Cloned Monkeys, Zhong Zhong and Hua Hua, Open Up New Research Possibilities

The two genetically identical macaques were born two weeks apart

Scientists from the Institute of Neuroscience at the Chinese Academy of Sciences have successfully cloned primates, only the second time in the world. And in a first, the two long-tailed macaque monkeys were cloned by somatic cell nuclear transfer (SCNT), the same technique used to clone the world’s first cloned animal, Dolly the sheep.

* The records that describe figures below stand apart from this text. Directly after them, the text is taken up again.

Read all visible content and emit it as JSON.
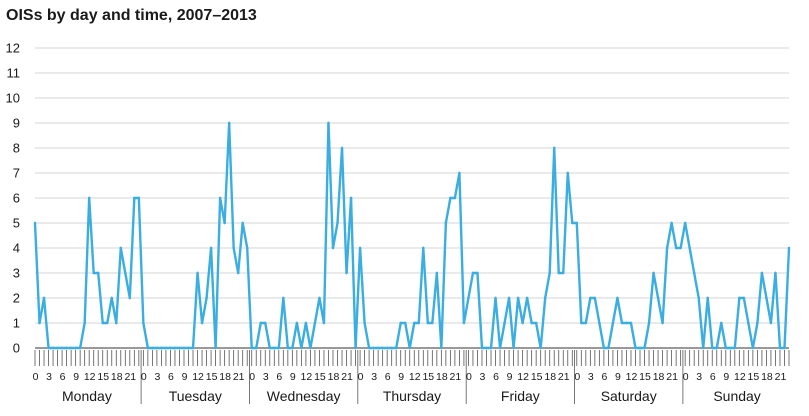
{
  "chart_data": {
    "type": "line",
    "title": "OISs by day and time, 2007–2013",
    "xlabel": "",
    "ylabel": "",
    "ylim": [
      0,
      12
    ],
    "y_ticks": [
      "0",
      "1",
      "2",
      "3",
      "4",
      "5",
      "6",
      "7",
      "8",
      "9",
      "10",
      "11",
      "12"
    ],
    "grid": "horizontal",
    "days": [
      "Monday",
      "Tuesday",
      "Wednesday",
      "Thursday",
      "Friday",
      "Saturday",
      "Sunday"
    ],
    "hour_ticks": [
      "0",
      "3",
      "6",
      "9",
      "12",
      "15",
      "18",
      "21"
    ],
    "line_color": "#3aaee0",
    "series": [
      {
        "values": [
          5,
          1,
          2,
          0,
          0,
          0,
          0,
          0,
          0,
          0,
          0,
          1,
          6,
          3,
          3,
          1,
          1,
          2,
          1,
          4,
          3,
          2,
          6,
          6,
          1,
          0,
          0,
          0,
          0,
          0,
          0,
          0,
          0,
          0,
          0,
          0,
          3,
          1,
          2,
          4,
          0,
          6,
          5,
          9,
          4,
          3,
          5,
          4,
          0,
          0,
          1,
          1,
          0,
          0,
          0,
          2,
          0,
          0,
          1,
          0,
          1,
          0,
          1,
          2,
          1,
          9,
          4,
          5,
          8,
          3,
          6,
          0,
          4,
          1,
          0,
          0,
          0,
          0,
          0,
          0,
          0,
          1,
          1,
          0,
          1,
          1,
          4,
          1,
          1,
          3,
          0,
          5,
          6,
          6,
          7,
          1,
          2,
          3,
          3,
          0,
          0,
          0,
          2,
          0,
          1,
          2,
          0,
          2,
          1,
          2,
          1,
          1,
          0,
          2,
          3,
          8,
          3,
          3,
          7,
          5,
          5,
          1,
          1,
          2,
          2,
          1,
          0,
          0,
          1,
          2,
          1,
          1,
          1,
          0,
          0,
          0,
          1,
          3,
          2,
          1,
          4,
          5,
          4,
          4,
          5,
          4,
          3,
          2,
          0,
          2,
          0,
          0,
          1,
          0,
          0,
          0,
          2,
          2,
          1,
          0,
          1,
          3,
          2,
          1,
          3,
          0,
          0,
          4
        ]
      }
    ]
  }
}
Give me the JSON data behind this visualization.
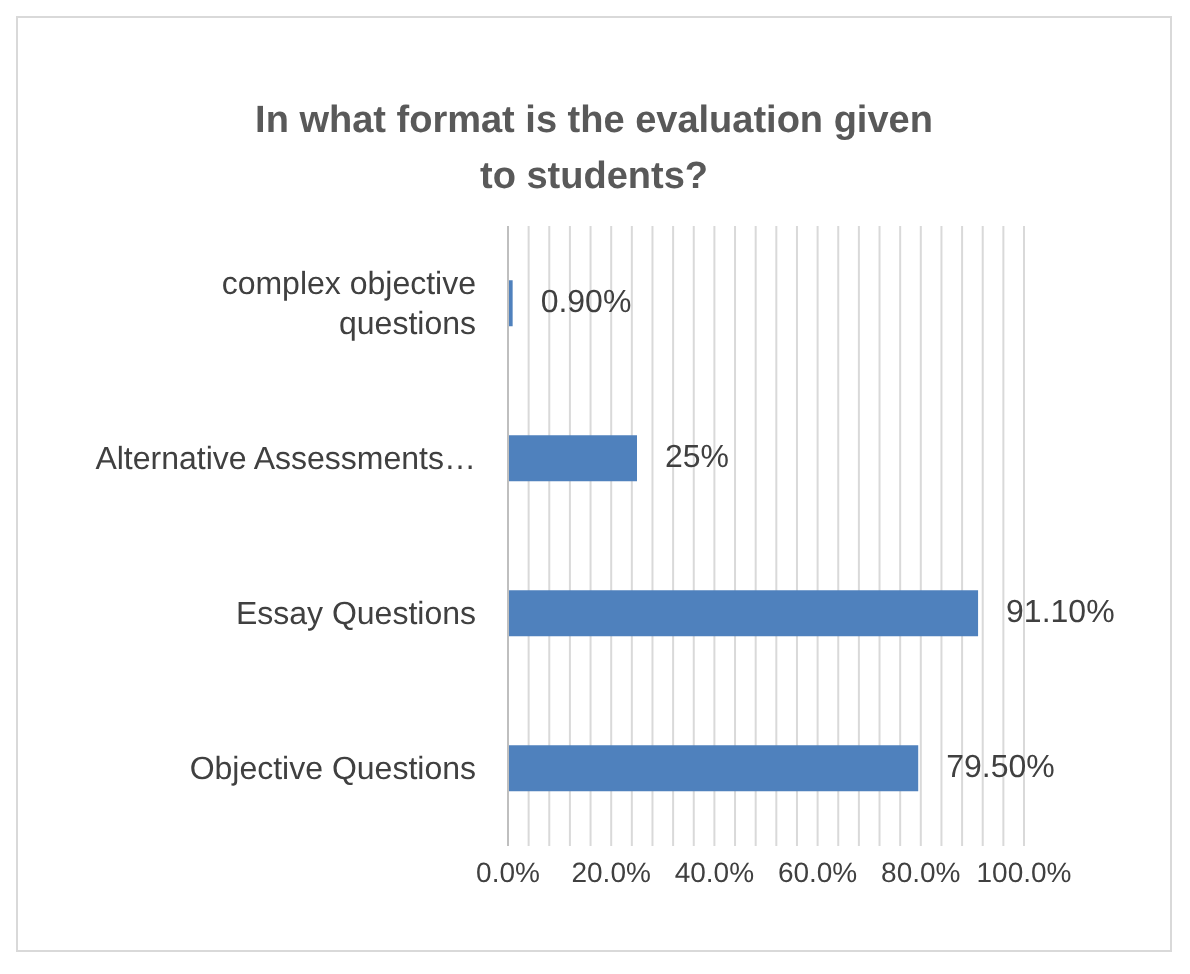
{
  "chart_data": {
    "type": "bar",
    "orientation": "horizontal",
    "title": "In what format is the evaluation given to students?",
    "categories": [
      "complex objective questions",
      "Alternative Assessments…",
      "Essay Questions",
      "Objective Questions"
    ],
    "values": [
      0.9,
      25,
      91.1,
      79.5
    ],
    "value_labels": [
      "0.90%",
      "25%",
      "91.10%",
      "79.50%"
    ],
    "color": "#4f81bd",
    "xlim": [
      0,
      100
    ],
    "xticks": [
      {
        "value": 0,
        "label": "0.0%"
      },
      {
        "value": 4,
        "label": null
      },
      {
        "value": 8,
        "label": null
      },
      {
        "value": 12,
        "label": null
      },
      {
        "value": 16,
        "label": null
      },
      {
        "value": 20,
        "label": "20.0%"
      },
      {
        "value": 24,
        "label": null
      },
      {
        "value": 28,
        "label": null
      },
      {
        "value": 32,
        "label": null
      },
      {
        "value": 36,
        "label": null
      },
      {
        "value": 40,
        "label": "40.0%"
      },
      {
        "value": 44,
        "label": null
      },
      {
        "value": 48,
        "label": null
      },
      {
        "value": 52,
        "label": null
      },
      {
        "value": 56,
        "label": null
      },
      {
        "value": 60,
        "label": "60.0%"
      },
      {
        "value": 64,
        "label": null
      },
      {
        "value": 68,
        "label": null
      },
      {
        "value": 72,
        "label": null
      },
      {
        "value": 76,
        "label": null
      },
      {
        "value": 80,
        "label": "80.0%"
      },
      {
        "value": 84,
        "label": null
      },
      {
        "value": 88,
        "label": null
      },
      {
        "value": 92,
        "label": null
      },
      {
        "value": 96,
        "label": null
      },
      {
        "value": 100,
        "label": "100.0%"
      }
    ],
    "grid": "x"
  }
}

The two genetically identical macaques were born two weeks apart, in late November and December. The elder one is called Hua Hua and the younger Zhong Zhong, named after the Chinese adjective “Zhōnghuá” (it means Chinese nation or people in Mandarin). Researchers said it would now be possible to conduct research in laboratories using genetically uniform monkeys.

A rhesus monkey called Tetra was the first primate to be cloned, in 1999, but that procedure — embryo splitting — was a simpler method than SCNT. Similar to how twins are born, that method can produce a maximum of four clones at a time. But in SCNT, the nucleus of an egg cell is replaced with a nucleus from differentiated cells, and the egg develops into a clone of whatever creature the other nucleus came from. This process makes it possible to have multiple clones of the same creature.